Pour ceux qui trouvent que IS, IR, ISF, taxe d’apprentissage, impôts locaux et autres petites gourmandises c’est trop, je vous propose la formule américaine de la « corporation » équivalent US de notre chère Société Anonyme.
Responsabilité limitée, les Shareholders (actionnaires) élisent un Board of Director (conseil d’administration) qui nomme les Managers qui prennent les décisions courantes. Jusqu’ici tout va bien : séparation des pouvoirs, liberté statutaire pour définir la répartition des voix et des dividendes. (A défaut de mention spéciale, la distribution se fait proportionnellement aux apports). Que ceux qui pensent que le droit est national, aillent se pencher sur le droit des sociétés (Corporation Law), la SARL, la SNC et autres formes sociales particulièrement ressemblantes !
Mais les choses se compliquent d’un point de vue fiscal. Et bien oui, l’Etat français si fort pour taxer d’un côté, sans rendre de l’autre, se ferai presque détrôner par le magnifique système américain.

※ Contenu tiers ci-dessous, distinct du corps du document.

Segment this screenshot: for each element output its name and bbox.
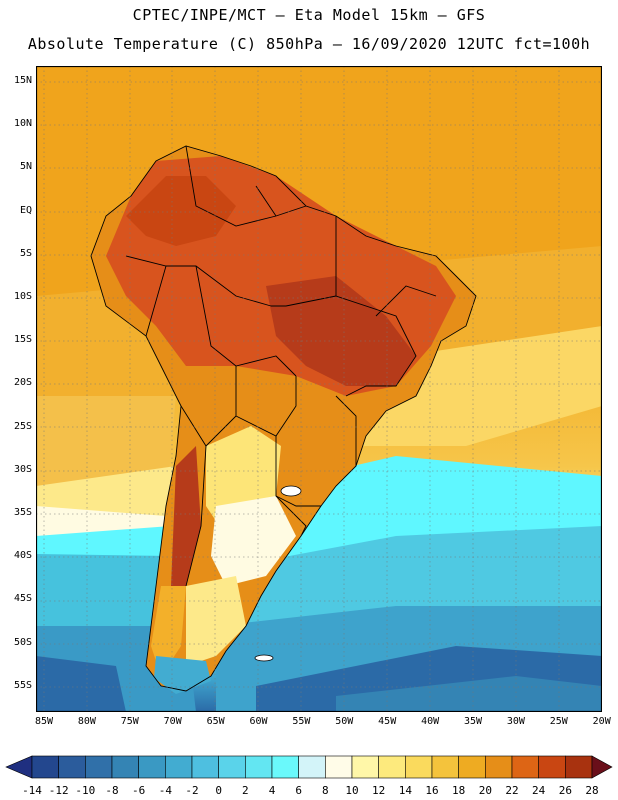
colorbar-tick-label: 0 [215,784,222,797]
colorbar-cell [191,755,219,779]
colorbar-cell [325,755,353,779]
longitude-label: 75W [120,716,139,727]
colorbar-tick-label: 8 [322,784,329,797]
colorbar-cell [271,755,299,779]
colorbar-low-arrow [5,755,33,779]
colorbar-cell [351,755,379,779]
colorbar-tick-label: 4 [268,784,276,797]
map-frame [36,66,602,712]
colorbar-tick-label: 16 [425,784,439,797]
longitude-label: 80W [77,716,96,727]
latitude-label: 5N [19,161,32,173]
colorbar-cell [58,755,86,779]
colorbar-cell [485,755,513,779]
colorbar-cell [538,755,566,779]
longitude-label: 30W [506,716,525,727]
latitude-label: 20S [13,377,32,389]
colorbar-tick-label: -2 [185,784,199,797]
latitude-label: 30S [13,463,32,475]
colorbar-cell [31,755,59,779]
colorbar-tick-label: -10 [75,784,96,797]
colorbar-cell [405,755,433,779]
colorbar-tick-label: 26 [558,784,572,797]
colorbar-cell [165,755,193,779]
latitude-label: 35S [13,507,32,518]
longitude-label: 25W [549,716,568,727]
colorbar-cell [85,755,113,779]
longitude-label: 55W [292,716,311,727]
latitude-label: 15N [13,75,32,86]
continent-very-hot-zone [266,276,416,386]
colorbar-high-arrow [591,755,613,779]
colorbar-cell [565,755,593,779]
colorbar-tick-label: 28 [585,784,599,797]
colorbar-cell [245,755,273,779]
colorbar [5,755,613,779]
longitude-label: 40W [421,716,440,727]
longitude-label: 50W [335,716,354,727]
longitude-label: 35W [463,716,483,727]
latitude-label: 40S [13,550,32,562]
colorbar-tick-label: -14 [22,784,42,797]
temperature-map [36,66,602,712]
latitude-label: 45S [13,593,32,605]
falkland-islands [254,654,274,662]
colorbar-tick-label: 10 [345,784,359,797]
longitude-label: 70W [163,716,182,727]
latitude-label: 50S [13,636,32,648]
country-borders [90,145,477,692]
latitude-label: 5S [19,247,32,259]
longitude-label: 65W [206,716,225,727]
colorbar-tick-label: 20 [478,784,492,797]
chart-title-line1: CPTEC/INPE/MCT – Eta Model 15km – GFS [132,6,486,24]
colorbar-tick-label: 2 [242,784,249,797]
colorbar-tick-label: 18 [452,784,466,797]
colorbar-tick-label: 24 [532,784,546,797]
colorbar-tick-label: -8 [105,784,119,797]
chart-title-line2: Absolute Temperature (C) 850hPa – 16/09/… [27,35,591,53]
colorbar-tick-label: -6 [132,784,146,797]
colorbar-cell [298,755,326,779]
latitude-label: 10S [13,291,32,302]
latitude-label: 10N [13,118,32,130]
longitude-label: 45W [378,716,397,727]
longitude-label: 85W [34,716,54,727]
lagoon [280,485,302,497]
colorbar-tick-label: 12 [372,784,386,797]
colorbar-cell [431,755,459,779]
latitude-label: 25S [13,420,32,432]
colorbar-cell [458,755,486,779]
colorbar-tick-label: -4 [158,784,172,797]
colorbar-cell [511,755,539,779]
longitude-label: 60W [249,716,268,727]
longitude-label: 20W [592,716,611,727]
colorbar-cell [378,755,406,779]
latitude-label: 15S [13,334,32,346]
latitude-label: 55S [13,679,32,691]
colorbar-cell [138,755,166,779]
colorbar-tick-label: 6 [295,784,302,797]
colorbar-cell [111,755,139,779]
colorbar-tick-label: 14 [398,784,412,797]
colorbar-cell [218,755,246,779]
latitude-label: EQ [19,204,32,216]
colorbar-tick-label: -12 [48,784,69,797]
colorbar-tick-label: 22 [505,784,519,797]
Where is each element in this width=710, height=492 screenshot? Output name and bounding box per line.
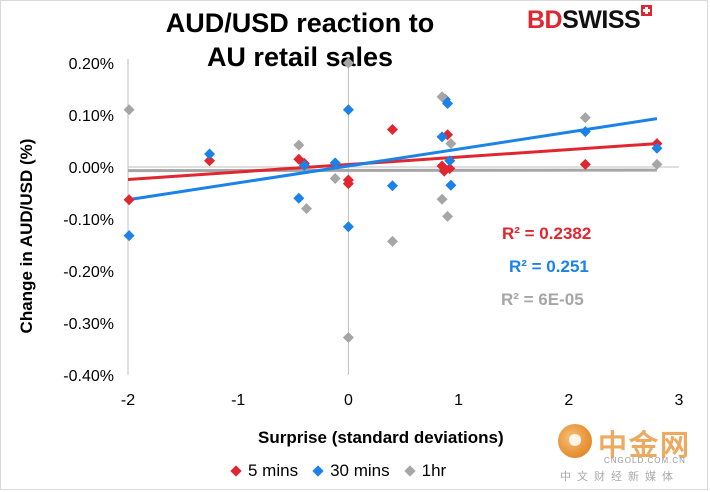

La Corporation est sujette à l’«IS» (income taxation) dans la mesure où une corporation a la personnalité juridique. Puis, lorsque la Corporation verse des « after-tax profits » tels que les dividendes aux shareholders, ceux-ci sont taxés à l’«IR» comme tous leurs revenus. Ne cherchez pas de droit à déduction… ça n’existe pas et les professeurs de droit lorsqu’ils expliquent ce traitement fiscal commencent par « The tax disadvantage of operating in the corporation form is double taxation » (le désavantage fiscal de se constituer en Corporation est la double taxation), Coporations and Other Business Organizations : Cases, Materials, Problem, Larry D. Soderquist, Linda O. Smiddy, Lawrence A. Cunningham.
Exception me direz-vous ? Oui, vous répondrais-je… Mais là encore, cherchez l’erreur ; les profits sont exonérés d’IS (et donc de traitement fiscal de la SNC : imposition directe de tous les bénéfices dans les mains des associés) si la corporation est une Corporation de type S c'est-à-dire si :
- la corporation a moins de 75 shareholders
- la corporation a la nationalité américaine
- la corporation n’a qu’une seule classe d’action
- les shareholders sont des personnes physiques, estates ou certain type de trusts
- les shareholders sont des résidents non alien (les américains m’ayant expliqué que les non resident alien sont les non résidents disposant de la greencard… donc, a contrario, les shareholders doivent être américains !)
- la corporation ne doit pas être une compagnie d’assurance vie et certains autres types de sociétés
- tous les shareholders doivent accepter le type S.
Solution au problème double imposition : une corporation détenue et managée par le même groupe de shareholder peut verser des salaires et autres honoraires de manager (charges déductibles fiscalement) et donc la seule imposition sera de l’IR.
Résumons nous : prenez un Etat, dont les règles de droit des sociétés sont moitié fédérales, moitié statutaire (dans le sens, provenant des Etats… States), mélangez le tout à la sauce common law qui permet aux juges de rendre des décisions différentes en fonction des Etats (vive le Forum Shopping) et cela vous donne une superbe double imposition à taux moyen de 30% + 40% (IS a 30% et IR a 40%) pour toutes les grandes « SA » non familiales en lisant entre les lignes…
Alors pour les fiscalistes, les chefs d’entreprises, les conseillers fiscaux, financiers, juridiques, les directeurs juridiques, fiscaux et puis tous les autres, mon petit conseil du jour « la joint venture américaine c’est bien, mais gardez votre imposition française, ça semble presque moins pire !!! ».
Aude Keszler
Master DJCE
Cergy, 2005
JD 1, Vermont Law School (USA),
Class of 2008
Les lecteurs assidus connaissent bien Aude Keszler qui, pendant longtemps, a fait part de ses points de vue juridiques dans LIGNE DE CREDIT. C’est avec la même compétence - et beaucoup de gentillesse - qu’elle nous fait profiter aujourd’hui de son expérience Américaine.